1897 - Gen. Emilio Aguinaldo makes a proclamation stating that the Filipino revolutionary movement must adopt guerrilla  warfare--using ambuscades and offensive military operations--in order to defeat the enemy Spanish  colonial forces; the proclamation comes some four months after Aguinaldo seized the leadership  of the Philippine revolutionaries from  Kataastaasang, Kagalanggalangang Katipunan nang  manga Anak nang Bayan (KKK) Supremo Andres Bonifacio y de Castro whom he had executed on May 10 of the same year a few weeks following the anomalous elections of the Tejeros Convention and a kangaroo court martial, in what his Prime Minister, Apolinario Mabini y Maranan would later dub as "crime" and an "assassination";  in three months, Aguinaldo will forge the Pact of Biak-na-Bato, a truce (temporarily) ending the Philippine Revolution, giving amnesty to the revolutionaries, and providing monetary indemnity to Aguinaldo and his key men who will go on voluntary exile.

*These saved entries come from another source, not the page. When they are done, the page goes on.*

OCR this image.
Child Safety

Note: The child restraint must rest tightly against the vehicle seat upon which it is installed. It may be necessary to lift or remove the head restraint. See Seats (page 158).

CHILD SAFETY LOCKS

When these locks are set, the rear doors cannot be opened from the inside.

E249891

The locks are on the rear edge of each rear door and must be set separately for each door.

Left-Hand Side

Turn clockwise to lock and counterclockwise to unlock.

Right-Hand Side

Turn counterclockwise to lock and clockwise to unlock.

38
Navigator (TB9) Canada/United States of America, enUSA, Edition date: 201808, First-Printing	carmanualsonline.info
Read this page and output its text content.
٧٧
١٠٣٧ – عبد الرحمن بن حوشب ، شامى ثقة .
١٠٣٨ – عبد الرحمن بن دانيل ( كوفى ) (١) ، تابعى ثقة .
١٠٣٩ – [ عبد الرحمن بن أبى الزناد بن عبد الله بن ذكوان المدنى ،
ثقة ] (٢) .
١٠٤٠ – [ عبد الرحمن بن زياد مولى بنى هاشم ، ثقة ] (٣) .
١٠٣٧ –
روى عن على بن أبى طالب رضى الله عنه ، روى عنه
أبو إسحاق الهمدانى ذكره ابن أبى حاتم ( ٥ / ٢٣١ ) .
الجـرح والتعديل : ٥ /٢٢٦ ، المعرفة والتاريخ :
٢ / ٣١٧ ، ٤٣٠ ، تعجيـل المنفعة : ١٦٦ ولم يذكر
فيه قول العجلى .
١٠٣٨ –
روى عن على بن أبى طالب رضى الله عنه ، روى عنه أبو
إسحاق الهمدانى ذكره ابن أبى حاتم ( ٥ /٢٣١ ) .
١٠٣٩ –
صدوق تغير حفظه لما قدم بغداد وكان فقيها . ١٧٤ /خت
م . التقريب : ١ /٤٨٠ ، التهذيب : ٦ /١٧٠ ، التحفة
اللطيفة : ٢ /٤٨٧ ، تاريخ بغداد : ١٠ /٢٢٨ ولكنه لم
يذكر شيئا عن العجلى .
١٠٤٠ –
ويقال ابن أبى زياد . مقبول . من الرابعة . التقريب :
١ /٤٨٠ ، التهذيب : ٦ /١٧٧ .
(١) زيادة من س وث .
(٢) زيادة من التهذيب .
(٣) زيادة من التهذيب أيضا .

Enemy American invaders fire on the Filipino soldiers/freedom fighters

1900 - President Emilio Aguinaldo Y Famy of the Philippine-Republic-on-the-run arrives at Palanan, Isabela where he is enthusiastically welcomed by a large crowd and brass band, ten days after fleeing from Tierra Virgen in the bid to escape capture from the enemy invading American forces that earlier landed at Aparri, Cagayan; Aguinaldo's government had been moving northwards after the imperialist Americans had conned him into thinking the Bald Eagle nation was a revolutionary ally, and into cooperating in battling Spain and allowing US forces to freely enter the Southeast Asian archipelago; the North Americans will prove to be traitorous "allies" that would soon virtually steal the country's Independence by staging the infamous Mock Battle of Manila that falsely showed the world that it is they, instead of the Filipinos, that defeated the Spaniards in the Philippines, subsequently forging the Treaty of Paris that supposedly 'cedes' the Philippines into US hands for $20 million dollars, and eventually leading to the Filipino-American War (1899-1914) beginning February 4, 1899.